Robbins married at a young age and moved to Hollywood where he worked for Universal Pictures, first as a shipping clerk. Later he became a studio executive. His first book Never Love a Stranger (1948) followed the rise of an orphan from the streets of New York, creating controversy with its graphic sexuality. In Philadelphia the book was banned. The Dream Merchants (1949) was about Hollywood’s film industry, from the first stages to the sound era. Again Robbins blended his own experiences, historical facts, melodrama, sex, and action into a fast-moving story. Never Leave Me (1953), Robbins’ fourth book, is set in New York.
The Carpetbaggers (1961) was an international bestseller.

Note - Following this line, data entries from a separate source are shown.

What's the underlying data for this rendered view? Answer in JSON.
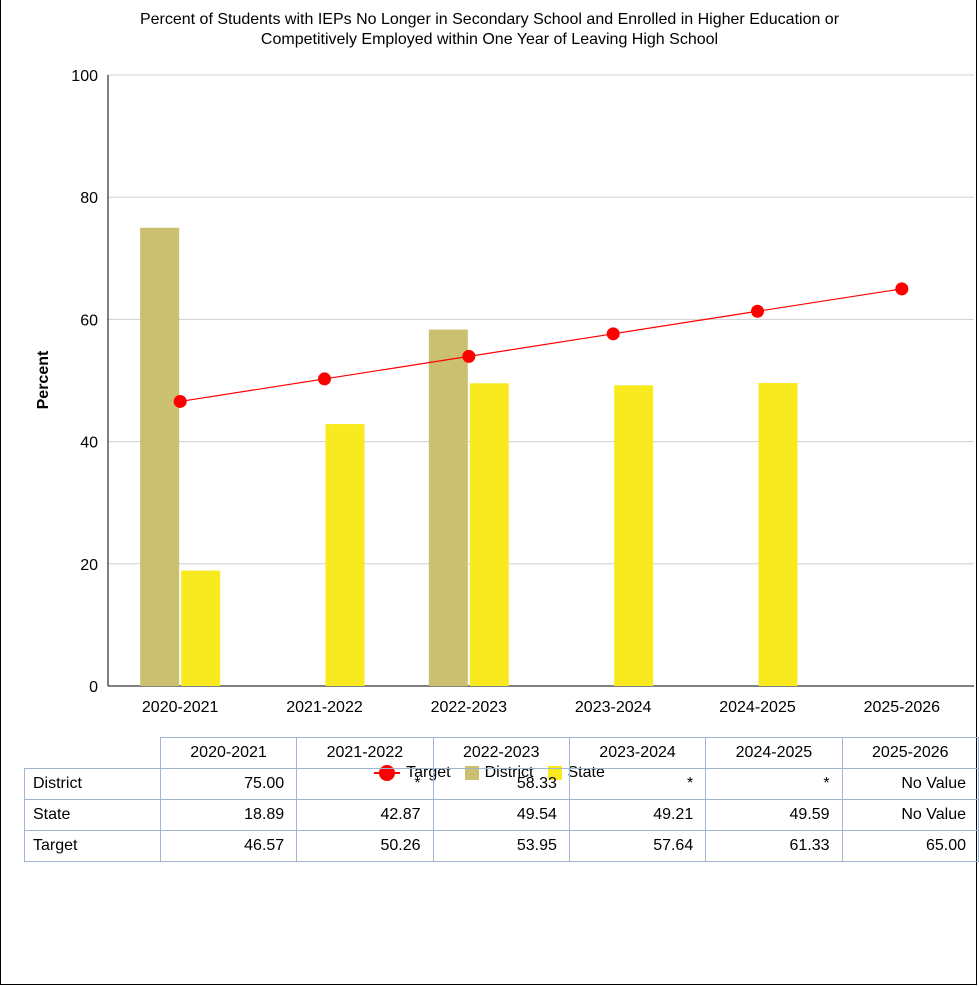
{
  "chart_data": {
    "type": "bar",
    "title": "Percent of Students with IEPs No Longer in Secondary School and Enrolled in Higher Education or Competitively Employed within One Year of Leaving High School",
    "title_lines": [
      "Percent of Students with IEPs No Longer in Secondary School and Enrolled in Higher Education or",
      "Competitively Employed within One Year of Leaving High School"
    ],
    "xlabel": "",
    "ylabel": "Percent",
    "ylim": [
      0,
      100
    ],
    "yticks": [
      0,
      20,
      40,
      60,
      80,
      100
    ],
    "grid": true,
    "legend_position": "bottom",
    "categories": [
      "2020-2021",
      "2021-2022",
      "2022-2023",
      "2023-2024",
      "2024-2025",
      "2025-2026"
    ],
    "series": [
      {
        "name": "District",
        "type": "bar",
        "color": "#cbbf70",
        "values": [
          75.0,
          null,
          58.33,
          null,
          null,
          null
        ]
      },
      {
        "name": "State",
        "type": "bar",
        "color": "#f8ea1e",
        "values": [
          18.89,
          42.87,
          49.54,
          49.21,
          49.59,
          null
        ]
      },
      {
        "name": "Target",
        "type": "line",
        "color": "#ff0000",
        "values": [
          46.57,
          50.26,
          53.95,
          57.64,
          61.33,
          65.0
        ]
      }
    ]
  },
  "legend": {
    "target": "Target",
    "district": "District",
    "state": "State"
  },
  "table": {
    "header": [
      "2020-2021",
      "2021-2022",
      "2022-2023",
      "2023-2024",
      "2024-2025",
      "2025-2026"
    ],
    "rows": [
      {
        "label": "District",
        "cells": [
          "75.00",
          "*",
          "58.33",
          "*",
          "*",
          "No Value"
        ]
      },
      {
        "label": "State",
        "cells": [
          "18.89",
          "42.87",
          "49.54",
          "49.21",
          "49.59",
          "No Value"
        ]
      },
      {
        "label": "Target",
        "cells": [
          "46.57",
          "50.26",
          "53.95",
          "57.64",
          "61.33",
          "65.00"
        ]
      }
    ]
  }
}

From 1957 Robbins worked as a full-time writer. Although Robbins did not have success with literary critics, he believed he would be recognized as the world´s best author sooner or later. “You got something going inside you,” he wrote in Dreams Die First (1977). Of his many works perhaps the most acclaimed was A Stone for Danny Fisher (1951), a coming-of-age story set in New York in the Depression. The book was turned into a musical under the title King Creole (1958), starring Elvis Presley. Other books include The Betsy (1971), which centered on a shrewd business-minded racing car driver. Memories of Another Day (1979) was the story of a union leader with connections to the real life character of Jimmy Hoffa. The Storyteller (1985) took the reader into the life of a trash writer in 1940s Hollywood. Descent from Xanadu (1984) was the story of a rich industrialist who tries to find a remedy against ageing.
Robbins was married five times. From 1982 he was obliged to use a wheelchair because of hip trouble but he continued writing.
Several of Robbins’s books have been made into films, among them Never Love A Stranger (1958), dir. by Robert Stevens, The Carpetbaggers (1964), directed by Edward Dmytryk, The Betsy (1977), directed by Daniel Petrie, and Harold Robbins’ Body Parts (1999), produced by Roger Corman. Harold Robbins died in 1997. His posthumously published novel, The Predators (1998), is a combination of A Stone for Danny Fisher and The Carpetbaggers.
His son becomes a lawyer and is gradually drawn into the world of his father. Never Enough (2001), about four friends and a crime, is based on Robbins’s story ideas and was finished by a ghostwriter. Heat of Passion (2003) also gave work for an anonymous ghostwriter. Robbins’s ex-wife Grace published in 1999 a book of memoir about her life with the best-selling author.